A miracle hangover cure is found

Last updated 05:00 14/09/2011

Lotta hangovers going around right now. So today's post, dear sickly ones, is dedicated to you.

Because all this reading may be adding to your queasiness, I'll cut to the chase: there's this awesome drug called Antinaus, and if you're badly hungover, or planning to be, or just like to be prepared, I urge you to go get some.

Antinaus costs about $10 for 10 pills. You can get it online or over the counter in pharmacies, and it is apparently prescribed for things like morning sickness, motion sickness or postnarcotic nausea. (I first discovered it seven years ago, after a trip to Emergency after eight hours of vomiting, thanks to one - ONE! - of those awful 'herbal high' things).

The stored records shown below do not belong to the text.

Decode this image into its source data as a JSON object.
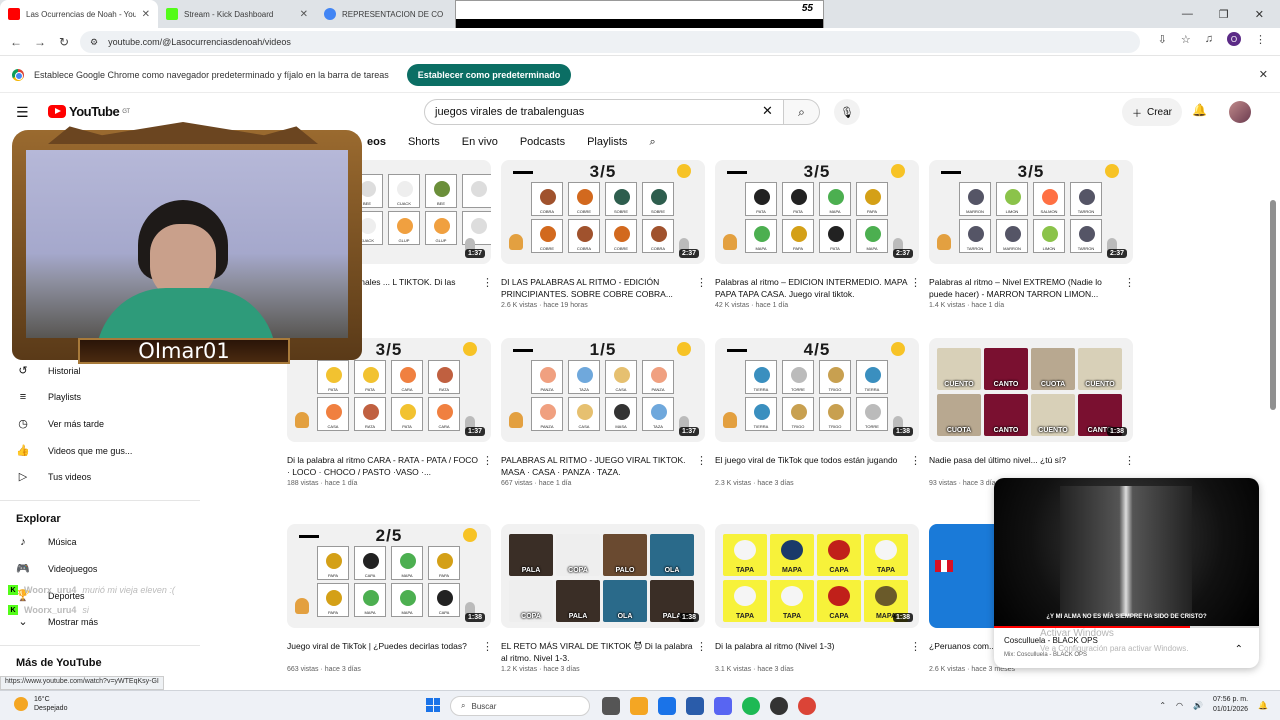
{
  "browser": {
    "tabs": [
      {
        "label": "Las Ocurrencias de Noah - YouT",
        "color": "#ff0000",
        "active": true
      },
      {
        "label": "Stream - Kick Dashboard",
        "color": "#53fc18",
        "active": false
      },
      {
        "label": "REPRESENTACION DE CO",
        "color": "#4285f4",
        "active": false
      }
    ],
    "overlay_number": "55",
    "url": "youtube.com/@Lasocurrenciasdenoah/videos",
    "profile_initial": "O",
    "infobar_text": "Establece Google Chrome como navegador predeterminado y fíjalo en la barra de tareas",
    "infobar_button": "Establecer como predeterminado"
  },
  "youtube": {
    "logo": "YouTube",
    "logo_region": "GT",
    "search_value": "juegos virales de trabalenguas",
    "create_label": "Crear",
    "channel_tabs": [
      "eos",
      "Shorts",
      "En vivo",
      "Podcasts",
      "Playlists"
    ]
  },
  "sidebar": {
    "items_top": [
      {
        "label": "Historial",
        "icon": "history-icon"
      },
      {
        "label": "Playlists",
        "icon": "playlist-icon"
      },
      {
        "label": "Ver más tarde",
        "icon": "clock-icon"
      },
      {
        "label": "Videos que me gus...",
        "icon": "like-icon"
      },
      {
        "label": "Tus videos",
        "icon": "video-icon"
      }
    ],
    "explore_heading": "Explorar",
    "items_explore": [
      {
        "label": "Música",
        "icon": "music-icon"
      },
      {
        "label": "Videojuegos",
        "icon": "gamepad-icon"
      },
      {
        "label": "Deportes",
        "icon": "trophy-icon"
      },
      {
        "label": "Mostrar más",
        "icon": "chevron-down-icon"
      }
    ],
    "more_heading": "Más de YouTube"
  },
  "webcam": {
    "name": "OImar01"
  },
  "chat": [
    {
      "user": "Woorx_uru4",
      "msg": "murió mi vieja eleven :("
    },
    {
      "user": "Woorx_uru4",
      "msg": "si"
    }
  ],
  "videos": [
    {
      "score": "",
      "title": "con sonidos de animales ... L TIKTOK. Di las palabras a...",
      "meta": "horas",
      "duration": "1:37",
      "type": "grid",
      "cells": [
        "BEE",
        "CUACK",
        "BEE",
        "",
        "CUACK",
        "GLUP",
        "GLUP",
        ""
      ],
      "colors": [
        "#ddd",
        "#eee",
        "#6b8f3a",
        "#ddd",
        "#eee",
        "#f0a040",
        "#f0a040",
        "#ddd"
      ]
    },
    {
      "score": "3/5",
      "title": "DI LAS PALABRAS AL RITMO - EDICIÓN PRINCIPIANTES. SOBRE COBRE COBRA...",
      "meta": "2.6 K vistas · hace 19 horas",
      "duration": "2:37",
      "type": "grid",
      "cells": [
        "COBRA",
        "COBRE",
        "SOBRE",
        "SOBRE",
        "COBRE",
        "COBRA",
        "COBRE",
        "COBRA"
      ],
      "colors": [
        "#a0522d",
        "#d2691e",
        "#2e5e4e",
        "#2e5e4e",
        "#d2691e",
        "#a0522d",
        "#d2691e",
        "#a0522d"
      ]
    },
    {
      "score": "3/5",
      "title": "Palabras al ritmo – EDICION INTERMEDIO. MAPA PAPA TAPA CASA. Juego viral tiktok.",
      "meta": "42 K vistas · hace 1 día",
      "duration": "2:37",
      "type": "grid",
      "cells": [
        "PATA",
        "PATA",
        "MAPA",
        "PAPA",
        "MAPA",
        "PAPA",
        "PATA",
        "MAPA"
      ],
      "colors": [
        "#222",
        "#222",
        "#4caf50",
        "#d4a017",
        "#4caf50",
        "#d4a017",
        "#222",
        "#4caf50"
      ]
    },
    {
      "score": "3/5",
      "title": "Palabras al ritmo – Nivel EXTREMO (Nadie lo puede hacer) - MARRON TARRON LIMON...",
      "meta": "1.4 K vistas · hace 1 día",
      "duration": "2:37",
      "type": "grid",
      "cells": [
        "MARRON",
        "LIMON",
        "SALMON",
        "TARRON",
        "TARRON",
        "MARRON",
        "LIMON",
        "TARRON"
      ],
      "colors": [
        "#556",
        "#8bc34a",
        "#ff7043",
        "#556",
        "#556",
        "#556",
        "#8bc34a",
        "#556"
      ]
    },
    {
      "score": "3/5",
      "title": "Di la palabra al ritmo CARA - RATA - PATA / FOCO · LOCO · CHOCO / PASTO ·VASO ·...",
      "meta": "188 vistas · hace 1 día",
      "duration": "1:37",
      "type": "grid",
      "cells": [
        "PATA",
        "PATA",
        "CARA",
        "RATA",
        "CASA",
        "RATA",
        "PATA",
        "CARA"
      ],
      "colors": [
        "#f2c230",
        "#f2c230",
        "#f08040",
        "#c06040",
        "#f08040",
        "#c06040",
        "#f2c230",
        "#f08040"
      ]
    },
    {
      "score": "1/5",
      "title": "PALABRAS AL RITMO - JUEGO VIRAL TIKTOK. MASA · CASA · PANZA · TAZA.",
      "meta": "667 vistas · hace 1 día",
      "duration": "1:37",
      "type": "grid",
      "cells": [
        "PANZA",
        "TAZA",
        "CASA",
        "PANZA",
        "PANZA",
        "CASA",
        "MASA",
        "TAZA"
      ],
      "colors": [
        "#f0a080",
        "#6fa8dc",
        "#e6c070",
        "#f0a080",
        "#f0a080",
        "#e6c070",
        "#333",
        "#6fa8dc"
      ]
    },
    {
      "score": "4/5",
      "title": "El juego viral de TikTok que todos están jugando",
      "meta": "2.3 K vistas · hace 3 días",
      "duration": "1:38",
      "type": "grid",
      "cells": [
        "TIERRA",
        "TORRE",
        "TRIGO",
        "TIERRA",
        "TIERRA",
        "TRIGO",
        "TRIGO",
        "TORRE"
      ],
      "colors": [
        "#3a8fbf",
        "#bbb",
        "#c8a050",
        "#3a8fbf",
        "#3a8fbf",
        "#c8a050",
        "#c8a050",
        "#bbb"
      ]
    },
    {
      "score": "",
      "title": "Nadie pasa del último nivel... ¿tú sí?",
      "meta": "93 vistas · hace 3 días",
      "duration": "1:38",
      "type": "photo",
      "cells": [
        "CUENTO",
        "CANTO",
        "CUOTA",
        "CUENTO",
        "CUOTA",
        "CANTO",
        "CUENTO",
        "CANTO"
      ],
      "colors": [
        "#d8d0b8",
        "#7a1030",
        "#b8a890",
        "#d8d0b8",
        "#b8a890",
        "#7a1030",
        "#d8d0b8",
        "#7a1030"
      ]
    },
    {
      "score": "2/5",
      "title": "Juego viral de TikTok | ¿Puedes decirlas todas?",
      "meta": "663 vistas · hace 3 días",
      "duration": "1:38",
      "type": "grid",
      "cells": [
        "PAPA",
        "CAPA",
        "MAPA",
        "PAPA",
        "PAPA",
        "MAPA",
        "MAPA",
        "CAPA"
      ],
      "colors": [
        "#d4a017",
        "#222",
        "#4caf50",
        "#d4a017",
        "#d4a017",
        "#4caf50",
        "#4caf50",
        "#222"
      ]
    },
    {
      "score": "",
      "title": "EL RETO MÁS VIRAL DE TIKTOK 😈 Di la palabra al ritmo. Nivel 1-3.",
      "meta": "1.2 K vistas · hace 3 días",
      "duration": "1:38",
      "type": "photo",
      "cells": [
        "PALA",
        "COPA",
        "PALO",
        "OLA",
        "COPA",
        "PALA",
        "OLA",
        "PALA"
      ],
      "colors": [
        "#3a2e26",
        "#eee",
        "#6a4a30",
        "#2a6a8a",
        "#eee",
        "#3a2e26",
        "#2a6a8a",
        "#3a2e26"
      ]
    },
    {
      "score": "",
      "title": "Di la palabra al ritmo (Nivel 1-3)",
      "meta": "3.1 K vistas · hace 3 días",
      "duration": "1:38",
      "type": "photo-yellow",
      "cells": [
        "TAPA",
        "MAPA",
        "CAPA",
        "TAPA",
        "TAPA",
        "TAPA",
        "CAPA",
        "MAPA"
      ],
      "colors": [
        "#f5f5f5",
        "#1a3a6a",
        "#c0201a",
        "#f5f5f5",
        "#f5f5f5",
        "#f5f5f5",
        "#c0201a",
        "#6a5a2a"
      ]
    },
    {
      "score": "",
      "title": "¿Peruanos com... de Noah Podca...",
      "meta": "2.6 K vistas · hace 3 meses",
      "duration": "",
      "type": "peru",
      "cells": [],
      "colors": []
    }
  ],
  "player": {
    "caption": "¿Y MI ALMA NO ES MÍA SIEMPRE HA SIDO DE CRISTO?",
    "title": "Cosculluela - BLACK OPS",
    "subtitle": "Mix: Cosculluela - BLACK OPS",
    "progress": 0.74
  },
  "watermark": {
    "line1": "Activar Windows",
    "line2": "Ve a Configuración para activar Windows."
  },
  "status_url": "https://www.youtube.com/watch?v=yWTEqKsy-GI",
  "taskbar": {
    "temp": "16°C",
    "weather": "Despejado",
    "search": "Buscar",
    "time": "07:56 p. m.",
    "date": "01/01/2026"
  }
}
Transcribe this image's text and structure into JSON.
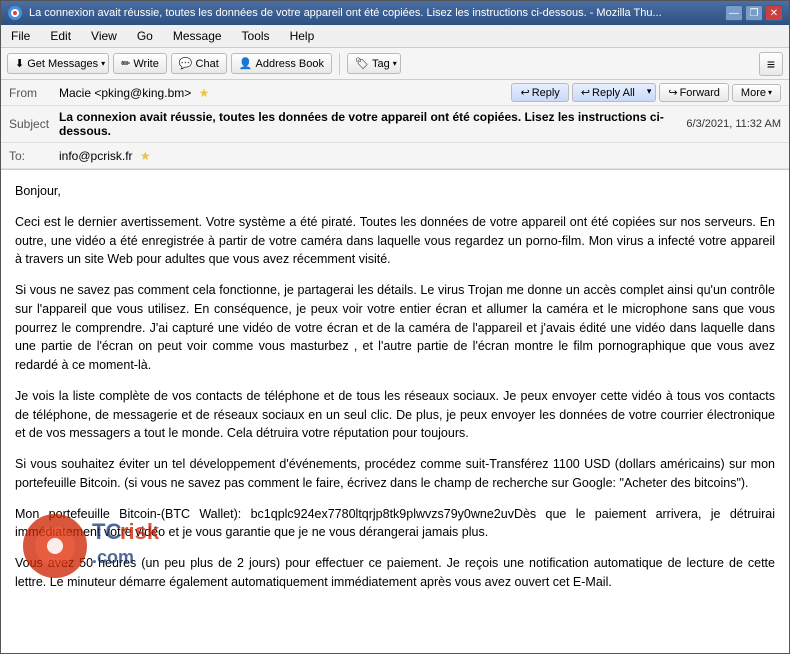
{
  "window": {
    "title": "La connexion avait réussie, toutes les données de votre appareil ont été copiées. Lisez les instructions ci-dessous. - Mozilla Thu...",
    "controls": {
      "minimize": "—",
      "restore": "❐",
      "close": "✕"
    }
  },
  "menu": {
    "items": [
      "File",
      "Edit",
      "View",
      "Go",
      "Message",
      "Tools",
      "Help"
    ]
  },
  "toolbar": {
    "get_messages": "Get Messages",
    "write": "Write",
    "chat": "Chat",
    "address_book": "Address Book",
    "tag": "Tag",
    "hamburger": "≡"
  },
  "email_header": {
    "from_label": "From",
    "from_value": "Macie <pking@king.bm>",
    "subject_label": "Subject",
    "subject_value": "La connexion avait réussie, toutes les données de votre appareil ont été copiées. Lisez les instructions ci-dessous.",
    "date_value": "6/3/2021, 11:32 AM",
    "to_label": "To:",
    "to_value": "info@pcrisk.fr",
    "reply_label": "Reply",
    "reply_all_label": "Reply All",
    "forward_label": "Forward",
    "more_label": "More"
  },
  "email_body": {
    "paragraph1": "Bonjour,",
    "paragraph2": "Ceci est le dernier avertissement. Votre système a été piraté. Toutes les données de votre appareil ont été copiées sur nos serveurs. En outre, une vidéo a été enregistrée à partir de votre caméra dans laquelle vous regardez un porno-film. Mon virus a infecté votre appareil à travers un site Web pour adultes que vous avez récemment visité.",
    "paragraph3": "Si vous ne savez pas comment cela fonctionne, je partagerai les détails. Le virus Trojan me donne un accès complet ainsi qu'un contrôle sur l'appareil que vous utilisez. En conséquence, je peux voir votre entier écran et allumer la caméra et le microphone sans que vous pourrez le comprendre. J'ai capturé une vidéo de votre écran et de la caméra de l'appareil et j'avais édité une vidéo dans laquelle dans une partie de l'écran on peut voir comme vous masturbez , et l'autre partie de l'écran montre le film pornographique que vous avez redardé à ce moment-là.",
    "paragraph4": "Je vois la liste complète de vos contacts de téléphone et de tous les réseaux sociaux. Je peux envoyer cette vidéo à tous vos contacts de téléphone, de messagerie et de réseaux sociaux en un seul clic. De plus, je peux envoyer les données de votre courrier électronique et de vos messagers a tout le monde. Cela détruira votre réputation pour toujours.",
    "paragraph5": "Si vous souhaitez éviter un tel développement d'événements, procédez comme suit-Transférez 1100 USD (dollars américains) sur mon portefeuille Bitcoin. (si vous ne savez pas comment le faire, écrivez dans le champ de recherche sur Google: \"Acheter des bitcoins\").",
    "paragraph6": "Mon portefeuille Bitcoin-(BTC Wallet): bc1qplc924ex7780ltqrjp8tk9plwvzs79y0wne2uvDès que le paiement arrivera, je détruirai immédiatement votre vidéo et je vous garantie que je ne vous dérangerai jamais plus.",
    "paragraph7": "Vous avez 50 heures (un peu plus de 2 jours) pour effectuer ce paiement. Je reçois une notification automatique de lecture de cette lettre. Le minuteur démarre également automatiquement immédiatement après vous avez ouvert cet E-Mail."
  }
}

Antinaus stops you throwing up - guys, it stops you even feeling sick. It gets you to that point at which you can put on your pants, venture out for McDonald's, then fall asleep on your couch in front of a Hillary Duff movie.

It's just a very little pill so it won't startle your gag reflex. Also, it works really fast so you don't have to worry about keeping it down. The packet says to take four pills at once, but I've only ever taken one. This is not one of those pre-emptive hangover treatments, this is actual medicine to be used sparingly and carefully, if and when you wake up sick.

Please note that I am not a doctor or a pharmacist, so here's the official rundown.

Also I absolutely do not advocate drinking so much you're sick in the morning. It's gross and dangerous and embarrassing and expensive. It's been two or three years since I was last at that point, or even hungover at all. But the Saturday after the World Cup opened? Yep, let's just say there were a lot of hashbrowns and ginger beer that day. And one blessed, precious Antinaus at 8 in the morning.

On a more wholesome note, I recently paid $3.99 for a broccoli that was about the size of my fist, and this enrages me.

So I have a favour to ask. If you guys see an unusually expensive fruit or vegetable for sale over the next few weeks, would you mind sending me a pic of the sign or receipt, plus details of where and when you saw it? Then I'll run them as a hall of shame and we can vote on the most overpriced item. I'll send the winner a broccoli.

You can email pics to catherine.woulfe@sundaymagazine.co.nz or rant (with as many details as possible please) in the comments.

Catherine Woulfe is the deputy editor for Sunday magazine.

Post a comment
Helen   #1   09:51 am Sep 14 2011

Hear hear!

I've started barfing the next morning every time I drink. And I'm not talking about body-shots-boat-races-drinking-games kind of consumption. I'm talking the oh-funny-that-we-finished-the-whole-bottle-over-dinner, kind of drinking.

One lil' Antinaus makes it so I can hold water down, and eat a chip or two. Otherwise I spend the day in the fetal position with a raging thirst and dehydration headache.

So thanks Antinaus. You're in my little bag of things I use carefully to make my life easier, along with aspirin, garlic, rosehip oil, baking soda, butter and Jersey Shore.

Steve   #2   09:53 am Sep 14 2011

Do you not think it a tad ironic you write an article about "A miracle hangover cure", then in the same article claim you don't advocate drinking until you get sick.

Want a great hangover cure? Don't binge drink!

Glad to see it's not just the government who through ignorance encourages binge drinking.

Helen   #3   03:15 pm Sep 14 2011

It must be nice being perfect, Steve.

Washo   #4   04:25 pm Sep 14 2011

Umm Helen, maybe it would be a good idea to see a doctor if you are throwing up after small amounts of alcohol. It can't be good for your stomach and there could be some other underlying cause...nah just keep drinking and take some Antinaus!